With the Argus®, images are captured on a small video camera that is part of the glasses that the patient wears. The video is then sent to a video processing unit, where it is processed and transformed and sent to the glasses through a cable. The information is then transmitted wirelessly to an antenna in the retinal implant. The signals are sent to an electrode array that sends pulses of electricity to the retina. These pulses bypass the damaged part of the retina and work with the remaining photoreceptors. These impulses are then transmitted to the optic nerve and then the brain.

While people don’t see full images, seeing patterns of light is an improvement over blurs or darkness. In fact a study was reported in Clinical and Experimental Optometry that persons with the Argus® system showed in improvement in visual hands-on tasks. Twenty-six blind patients who had the system were evaluated with the Functional Low Vision Observer Rated Assessment (FLORA) for three years. The persons completed 35 tasks, both with the device on and off, and they showed improvement in 24 out of the 35 tasks. In particular, when the task utilized light projections and contrast to identify things, the biggest improvement was shown when the device was turned on.

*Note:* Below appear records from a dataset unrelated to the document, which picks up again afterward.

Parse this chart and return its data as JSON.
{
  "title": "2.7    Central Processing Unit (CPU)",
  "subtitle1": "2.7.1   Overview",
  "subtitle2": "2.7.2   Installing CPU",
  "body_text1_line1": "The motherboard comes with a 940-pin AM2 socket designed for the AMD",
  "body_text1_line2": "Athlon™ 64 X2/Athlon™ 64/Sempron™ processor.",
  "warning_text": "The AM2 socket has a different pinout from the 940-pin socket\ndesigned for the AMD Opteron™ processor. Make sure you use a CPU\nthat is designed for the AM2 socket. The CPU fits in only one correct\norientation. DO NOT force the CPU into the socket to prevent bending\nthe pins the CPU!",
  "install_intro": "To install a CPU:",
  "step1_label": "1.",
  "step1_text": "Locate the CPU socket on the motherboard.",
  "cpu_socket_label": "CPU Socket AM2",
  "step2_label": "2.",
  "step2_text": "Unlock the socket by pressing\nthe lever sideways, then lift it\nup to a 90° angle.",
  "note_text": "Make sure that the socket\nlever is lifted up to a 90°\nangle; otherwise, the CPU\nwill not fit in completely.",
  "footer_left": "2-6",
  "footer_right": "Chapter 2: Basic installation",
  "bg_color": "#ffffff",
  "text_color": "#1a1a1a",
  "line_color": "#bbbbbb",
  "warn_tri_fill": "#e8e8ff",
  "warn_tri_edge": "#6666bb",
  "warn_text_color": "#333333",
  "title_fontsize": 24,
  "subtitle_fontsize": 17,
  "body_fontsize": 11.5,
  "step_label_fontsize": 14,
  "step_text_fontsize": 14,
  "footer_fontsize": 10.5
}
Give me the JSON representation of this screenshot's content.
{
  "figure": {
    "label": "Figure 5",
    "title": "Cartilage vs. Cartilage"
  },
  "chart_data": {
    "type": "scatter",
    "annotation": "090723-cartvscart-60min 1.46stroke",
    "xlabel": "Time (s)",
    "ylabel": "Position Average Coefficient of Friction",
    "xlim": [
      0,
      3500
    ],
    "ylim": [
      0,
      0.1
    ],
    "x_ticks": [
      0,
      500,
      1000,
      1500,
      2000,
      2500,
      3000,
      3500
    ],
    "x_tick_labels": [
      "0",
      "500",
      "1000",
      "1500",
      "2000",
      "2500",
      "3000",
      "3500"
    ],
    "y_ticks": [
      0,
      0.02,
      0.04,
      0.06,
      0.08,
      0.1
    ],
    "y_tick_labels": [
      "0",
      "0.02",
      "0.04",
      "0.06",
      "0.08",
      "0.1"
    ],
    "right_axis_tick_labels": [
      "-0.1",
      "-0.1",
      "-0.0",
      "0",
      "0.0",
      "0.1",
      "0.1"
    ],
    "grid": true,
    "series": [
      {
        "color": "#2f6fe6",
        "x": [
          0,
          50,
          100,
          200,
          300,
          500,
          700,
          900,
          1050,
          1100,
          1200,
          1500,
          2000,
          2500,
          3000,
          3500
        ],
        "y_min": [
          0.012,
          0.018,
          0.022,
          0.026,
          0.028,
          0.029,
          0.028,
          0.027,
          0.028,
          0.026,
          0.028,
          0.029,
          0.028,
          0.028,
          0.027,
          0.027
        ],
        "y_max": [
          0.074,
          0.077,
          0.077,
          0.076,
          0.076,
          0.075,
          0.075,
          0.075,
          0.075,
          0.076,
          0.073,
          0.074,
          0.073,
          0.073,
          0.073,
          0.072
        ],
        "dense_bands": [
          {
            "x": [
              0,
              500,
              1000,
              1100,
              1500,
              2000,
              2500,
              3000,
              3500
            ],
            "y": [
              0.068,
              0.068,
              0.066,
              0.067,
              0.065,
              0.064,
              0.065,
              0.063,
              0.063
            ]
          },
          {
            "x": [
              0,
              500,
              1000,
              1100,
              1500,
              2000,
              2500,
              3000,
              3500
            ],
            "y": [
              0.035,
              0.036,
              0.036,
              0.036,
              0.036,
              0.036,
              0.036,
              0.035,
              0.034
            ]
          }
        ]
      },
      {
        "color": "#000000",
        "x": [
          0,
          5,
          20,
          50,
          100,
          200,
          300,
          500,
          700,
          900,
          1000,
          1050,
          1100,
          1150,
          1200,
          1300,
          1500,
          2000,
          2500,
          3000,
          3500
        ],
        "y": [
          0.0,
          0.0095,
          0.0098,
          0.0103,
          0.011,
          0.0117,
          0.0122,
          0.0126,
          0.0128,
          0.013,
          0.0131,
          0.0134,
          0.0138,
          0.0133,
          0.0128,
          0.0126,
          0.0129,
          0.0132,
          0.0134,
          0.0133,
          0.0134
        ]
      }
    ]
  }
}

In addition, what makes the Argus® different over other implants are an external processing unit and software that allow for upgrades in the future, minimal time from implantation to use at home and the use of audible signals that provide information on functionality.

While the images generated from the Argus® are pixilated, the person can learn what those flashes of light can mean and that can help them to navigate the world around them. The future is getting brighter for the visually impaired thanks to devices like the Argus®.